Akademik Veri Yönetim Sistemi
ACTA GEOPHYSICA, cilt.73, sa.6, ss.6035-6050, 2025 (SCI-Expanded, Scopus)
Soil improvement methods aim to enhance geotechnical properties such as strength, durability, and resistance to environmental loads. Among recent advances, microbially induced calcium carbonate precipitation (MICP) has emerged as a sustainable alternative to conventional chemical stabilizers. This study presents a novel application of Box-Behnken experimental design (BBD) for optimizing MICP parameters in sandy soils, focusing on the interaction between sand type, treatment solution molarity, and curing time. A total of 17 experimental runs were conducted under a structured response surface methodology to identify optimal conditions for maximizing unconfined compressive strength (UCS).

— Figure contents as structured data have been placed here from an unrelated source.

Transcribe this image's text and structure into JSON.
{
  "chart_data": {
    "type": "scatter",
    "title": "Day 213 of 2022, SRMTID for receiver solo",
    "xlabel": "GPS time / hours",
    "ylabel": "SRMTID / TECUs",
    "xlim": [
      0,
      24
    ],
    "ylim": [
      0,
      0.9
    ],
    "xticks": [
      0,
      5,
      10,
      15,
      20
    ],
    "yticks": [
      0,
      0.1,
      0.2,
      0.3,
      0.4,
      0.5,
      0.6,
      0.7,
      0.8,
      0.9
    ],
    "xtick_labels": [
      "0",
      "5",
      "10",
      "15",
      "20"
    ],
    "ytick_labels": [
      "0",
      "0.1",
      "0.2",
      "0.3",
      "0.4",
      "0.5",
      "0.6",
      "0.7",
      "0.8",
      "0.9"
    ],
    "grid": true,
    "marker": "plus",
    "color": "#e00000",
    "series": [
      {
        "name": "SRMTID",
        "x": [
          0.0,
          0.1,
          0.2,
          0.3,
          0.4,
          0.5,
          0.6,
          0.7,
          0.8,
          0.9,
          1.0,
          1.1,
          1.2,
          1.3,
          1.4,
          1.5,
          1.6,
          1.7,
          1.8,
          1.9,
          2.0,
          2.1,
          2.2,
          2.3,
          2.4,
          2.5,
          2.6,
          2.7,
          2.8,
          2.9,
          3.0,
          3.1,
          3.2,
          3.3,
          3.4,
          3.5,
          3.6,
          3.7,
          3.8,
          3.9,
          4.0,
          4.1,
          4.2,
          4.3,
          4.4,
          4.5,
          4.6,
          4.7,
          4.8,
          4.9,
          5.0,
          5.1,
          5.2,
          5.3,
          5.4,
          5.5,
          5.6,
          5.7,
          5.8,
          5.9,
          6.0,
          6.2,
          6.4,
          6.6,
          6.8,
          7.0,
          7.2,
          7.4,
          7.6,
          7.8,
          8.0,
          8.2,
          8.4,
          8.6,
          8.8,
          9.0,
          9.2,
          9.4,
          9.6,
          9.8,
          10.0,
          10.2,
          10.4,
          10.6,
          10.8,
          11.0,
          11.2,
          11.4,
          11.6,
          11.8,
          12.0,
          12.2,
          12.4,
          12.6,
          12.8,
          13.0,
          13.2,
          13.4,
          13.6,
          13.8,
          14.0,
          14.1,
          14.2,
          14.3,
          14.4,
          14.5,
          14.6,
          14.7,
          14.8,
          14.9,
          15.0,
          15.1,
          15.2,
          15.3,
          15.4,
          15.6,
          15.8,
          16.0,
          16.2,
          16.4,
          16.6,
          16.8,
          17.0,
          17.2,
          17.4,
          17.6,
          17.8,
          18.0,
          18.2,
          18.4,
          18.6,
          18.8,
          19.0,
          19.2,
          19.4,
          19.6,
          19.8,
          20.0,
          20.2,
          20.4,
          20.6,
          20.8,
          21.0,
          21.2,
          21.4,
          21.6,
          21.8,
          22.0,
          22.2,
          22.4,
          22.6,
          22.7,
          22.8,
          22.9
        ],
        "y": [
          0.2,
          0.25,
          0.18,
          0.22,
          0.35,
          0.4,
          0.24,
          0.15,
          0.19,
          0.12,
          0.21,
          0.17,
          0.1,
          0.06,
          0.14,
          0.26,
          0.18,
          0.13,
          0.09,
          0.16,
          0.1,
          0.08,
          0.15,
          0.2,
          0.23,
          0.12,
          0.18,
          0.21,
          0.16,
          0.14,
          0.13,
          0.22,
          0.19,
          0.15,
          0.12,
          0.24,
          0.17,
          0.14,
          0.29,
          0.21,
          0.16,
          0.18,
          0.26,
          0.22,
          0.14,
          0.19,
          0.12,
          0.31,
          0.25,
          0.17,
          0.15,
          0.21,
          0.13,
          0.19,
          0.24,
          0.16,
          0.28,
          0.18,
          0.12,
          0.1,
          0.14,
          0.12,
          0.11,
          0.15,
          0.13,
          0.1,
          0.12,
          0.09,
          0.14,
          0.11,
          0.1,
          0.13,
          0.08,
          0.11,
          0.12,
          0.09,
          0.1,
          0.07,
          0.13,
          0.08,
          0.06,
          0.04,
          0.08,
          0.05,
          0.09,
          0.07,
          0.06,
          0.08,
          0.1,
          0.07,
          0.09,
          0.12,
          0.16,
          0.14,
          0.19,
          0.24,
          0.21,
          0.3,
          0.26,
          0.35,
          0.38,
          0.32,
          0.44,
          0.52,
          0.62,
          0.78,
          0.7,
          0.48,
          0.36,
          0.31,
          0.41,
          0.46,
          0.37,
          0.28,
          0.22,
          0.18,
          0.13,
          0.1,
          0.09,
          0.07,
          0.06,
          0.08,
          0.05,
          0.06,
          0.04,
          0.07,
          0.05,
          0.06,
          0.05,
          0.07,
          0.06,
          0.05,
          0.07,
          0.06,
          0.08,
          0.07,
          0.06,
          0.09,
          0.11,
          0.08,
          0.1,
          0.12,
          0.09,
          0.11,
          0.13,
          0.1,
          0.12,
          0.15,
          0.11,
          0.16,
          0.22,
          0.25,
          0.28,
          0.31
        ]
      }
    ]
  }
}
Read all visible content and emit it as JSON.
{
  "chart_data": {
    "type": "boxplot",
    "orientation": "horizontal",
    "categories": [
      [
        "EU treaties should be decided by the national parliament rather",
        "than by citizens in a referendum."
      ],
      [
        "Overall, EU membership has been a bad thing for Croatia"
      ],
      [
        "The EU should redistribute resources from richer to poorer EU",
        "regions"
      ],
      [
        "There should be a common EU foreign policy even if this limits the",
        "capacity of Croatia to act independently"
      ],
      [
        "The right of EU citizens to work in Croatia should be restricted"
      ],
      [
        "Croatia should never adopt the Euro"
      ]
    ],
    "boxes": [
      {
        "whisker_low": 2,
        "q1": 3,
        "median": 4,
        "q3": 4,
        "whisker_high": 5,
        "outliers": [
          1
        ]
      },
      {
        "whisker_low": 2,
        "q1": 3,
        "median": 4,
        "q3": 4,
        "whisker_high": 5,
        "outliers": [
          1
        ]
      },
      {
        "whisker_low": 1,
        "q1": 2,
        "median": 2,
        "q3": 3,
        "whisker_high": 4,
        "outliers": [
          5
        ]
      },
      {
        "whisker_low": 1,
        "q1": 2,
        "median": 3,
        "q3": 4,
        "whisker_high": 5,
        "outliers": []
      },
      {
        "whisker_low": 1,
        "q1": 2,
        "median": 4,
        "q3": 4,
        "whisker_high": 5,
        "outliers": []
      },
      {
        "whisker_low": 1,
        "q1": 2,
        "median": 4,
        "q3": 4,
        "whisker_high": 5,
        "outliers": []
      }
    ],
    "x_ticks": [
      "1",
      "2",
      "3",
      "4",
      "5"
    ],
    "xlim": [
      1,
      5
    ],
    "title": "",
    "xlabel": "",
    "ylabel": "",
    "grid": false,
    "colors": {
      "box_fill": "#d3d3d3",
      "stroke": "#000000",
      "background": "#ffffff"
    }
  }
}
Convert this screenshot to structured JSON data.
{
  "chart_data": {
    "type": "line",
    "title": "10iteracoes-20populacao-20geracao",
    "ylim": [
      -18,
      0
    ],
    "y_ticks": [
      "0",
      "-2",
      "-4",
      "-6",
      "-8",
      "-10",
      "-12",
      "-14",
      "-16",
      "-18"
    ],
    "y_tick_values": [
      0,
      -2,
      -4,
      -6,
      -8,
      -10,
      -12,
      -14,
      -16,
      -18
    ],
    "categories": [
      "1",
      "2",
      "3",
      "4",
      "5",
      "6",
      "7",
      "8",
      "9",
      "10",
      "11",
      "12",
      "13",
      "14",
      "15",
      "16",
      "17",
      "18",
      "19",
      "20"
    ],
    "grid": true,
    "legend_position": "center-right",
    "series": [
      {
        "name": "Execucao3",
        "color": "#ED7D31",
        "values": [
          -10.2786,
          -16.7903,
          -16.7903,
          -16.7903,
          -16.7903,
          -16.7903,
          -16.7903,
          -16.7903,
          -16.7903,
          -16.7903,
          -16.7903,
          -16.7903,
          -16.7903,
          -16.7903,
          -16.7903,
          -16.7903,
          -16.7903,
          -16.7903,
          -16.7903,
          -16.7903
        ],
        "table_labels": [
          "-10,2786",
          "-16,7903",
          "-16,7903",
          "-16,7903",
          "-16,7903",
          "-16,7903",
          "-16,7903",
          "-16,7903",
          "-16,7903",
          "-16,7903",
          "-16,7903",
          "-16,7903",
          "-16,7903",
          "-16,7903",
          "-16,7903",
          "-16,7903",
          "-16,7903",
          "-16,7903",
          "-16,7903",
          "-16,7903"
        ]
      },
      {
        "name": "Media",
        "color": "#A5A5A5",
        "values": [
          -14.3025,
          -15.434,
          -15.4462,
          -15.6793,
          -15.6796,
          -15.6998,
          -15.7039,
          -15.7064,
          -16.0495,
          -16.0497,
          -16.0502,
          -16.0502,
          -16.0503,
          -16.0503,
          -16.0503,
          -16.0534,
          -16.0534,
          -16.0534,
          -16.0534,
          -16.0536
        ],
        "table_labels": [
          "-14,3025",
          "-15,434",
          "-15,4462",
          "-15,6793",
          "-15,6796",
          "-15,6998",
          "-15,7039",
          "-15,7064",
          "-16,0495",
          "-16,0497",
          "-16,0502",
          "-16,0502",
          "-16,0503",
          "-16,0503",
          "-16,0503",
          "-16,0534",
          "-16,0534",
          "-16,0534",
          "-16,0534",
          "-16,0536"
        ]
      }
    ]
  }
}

The highest UCS value, 1297 kPa, was achieved using fine-grained sand treated with a 1.5 mol solution over 5 days. The key innovation of this research lies in the integration of statistical design techniques with microbial geotechnology, enabling efficient modeling of nonlinear interactions and minimizing experimental effort. Beyond laboratory findings, the results offer practical guidance for field-scale implementations by identifying critical parameter ranges that ensure microbial viability and performance stability. This integrated approach provides both methodological novelty and applied relevance, contributing to the advancement of bio-based soil improvement strategies in geotechnical engineering.